Every collector has asked it: "how much is my rock worth?" The honest answer is that value depends on what the rock is — and that's exactly the problem. You can't price a specimen until you've identified it. That's why the fastest route to a realistic number is an ID and a value estimate in the same scan.
What makes a rock or mineral valuable?
- Species and variety. An opal and a piece of common chalcedony can look similar to a beginner — and differ in value by a factor of a hundred.
- Color and play-of-color. Vivid, saturated color commands a premium; opal's rainbow flash or fine amethyst's deep purple can multiply the price.
- Crystal quality. Sharp, undamaged, well-formed crystals are worth far more than broken fragments of the same mineral.
- Size and weight. Prices climb non-linearly — a specimen twice as large can be worth several times more.
- Rarity and locality. Some minerals are only found in a handful of places; a documented locality (like Larimar from the Dominican Republic) adds value.
- Treatment. Dyed, heated or stabilized stones are worth less than natural ones — a common trap when buying tumbled crystals.
Get a price estimate in seconds
Mineral Identifier AI includes built-in price estimation: identify a stone from a photo and the app displays an approximate market value alongside the mineral's name and properties. It's the quickest reality check available before buying, selling or trading.
Check what your rock is worth with Mineral Identifier AI
- Download Mineral Identifier AI free on iPhone or iPad.
- Scan your rock with the camera — good light and a sharp close-up give the best results.
- See the value tag: the result screen shows the identified mineral with an estimated market price (like $24.99 for a small opal).

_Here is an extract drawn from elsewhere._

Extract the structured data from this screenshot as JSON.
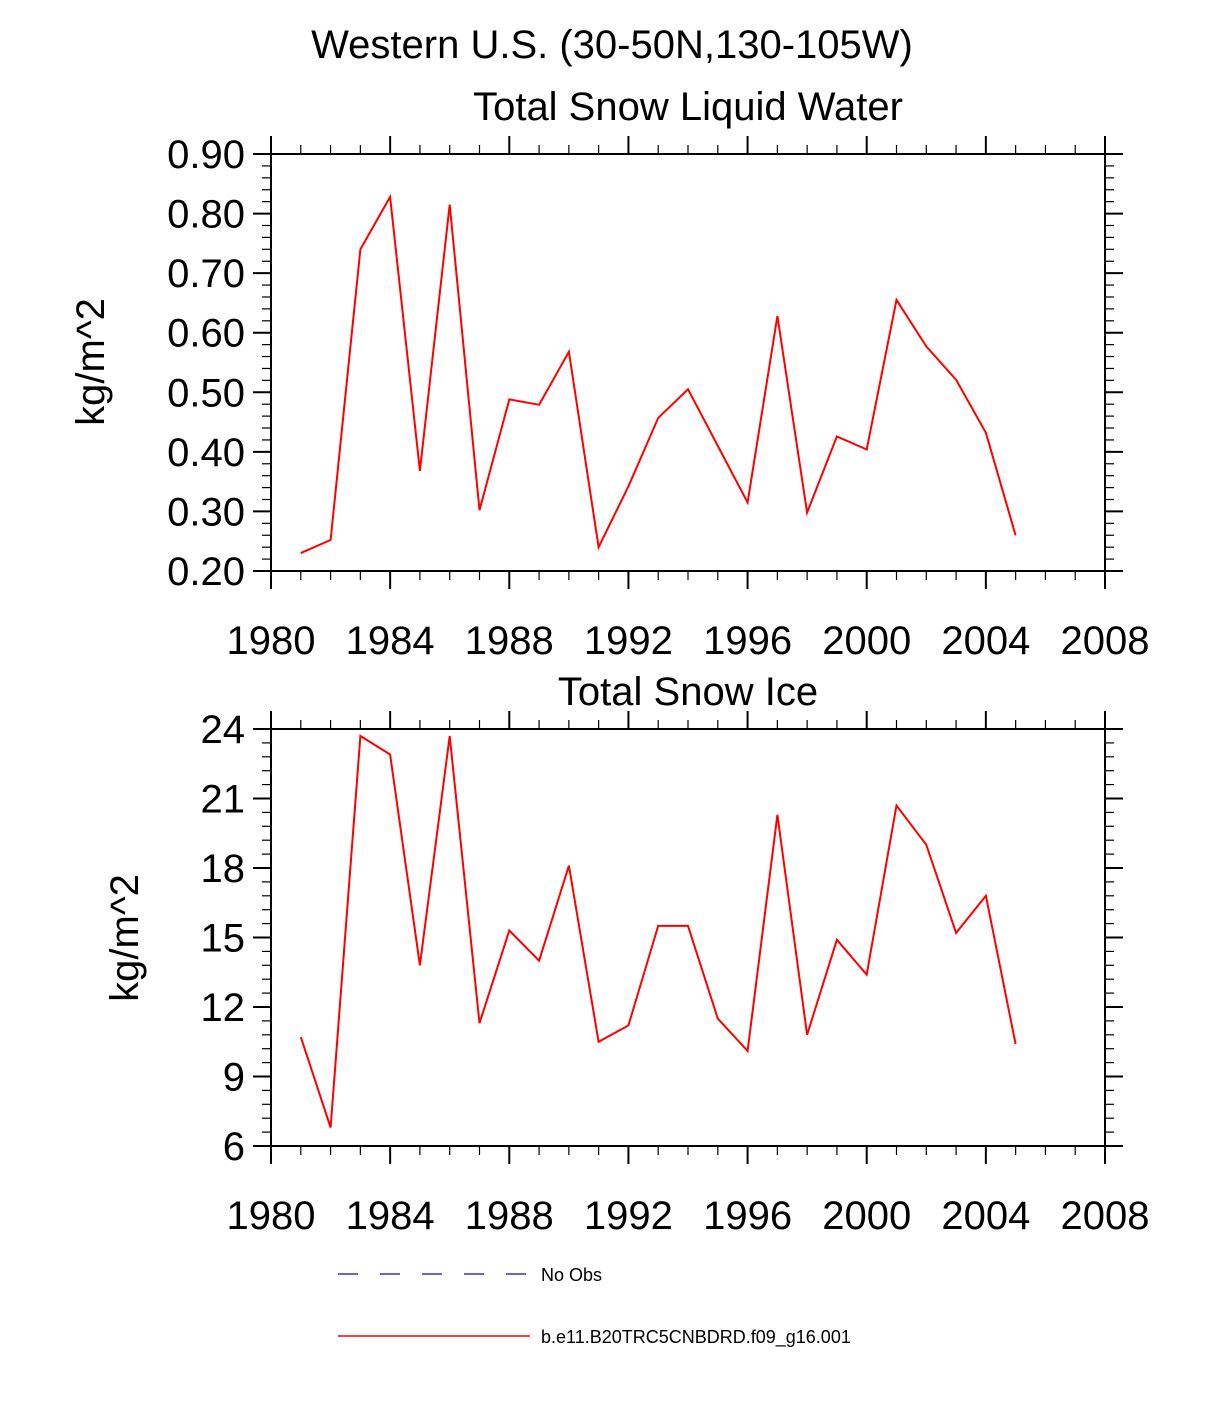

- Review the properties that drive that price — color, hardness, classification — so you understand why.
- Save it to your collection to build a running record of your finds and their estimated values.
Rough value ranges to calibrate expectations
Most rocks people find are common quartz, feldspar or calcite worth a few dollars at most — but that's exactly why scanning matters: the exceptions hide among them. Tumbled crystals typically sell for $2–$15; nice mineral specimens for collectors run $20–$200; and rare finds — fine opal, high-grade turquoise, gem-quality crystals, meteorites — can reach thousands. An instant estimate tells you which shelf your stone belongs on.
When to get a professional appraisal
Treat the app's estimate as a smart starting point, not a certified valuation. If a scan suggests you're holding something unusually valuable, photograph it from several angles, avoid cleaning or polishing it, and take it to a gemologist, a natural history museum, or a local gem and mineral society for confirmation.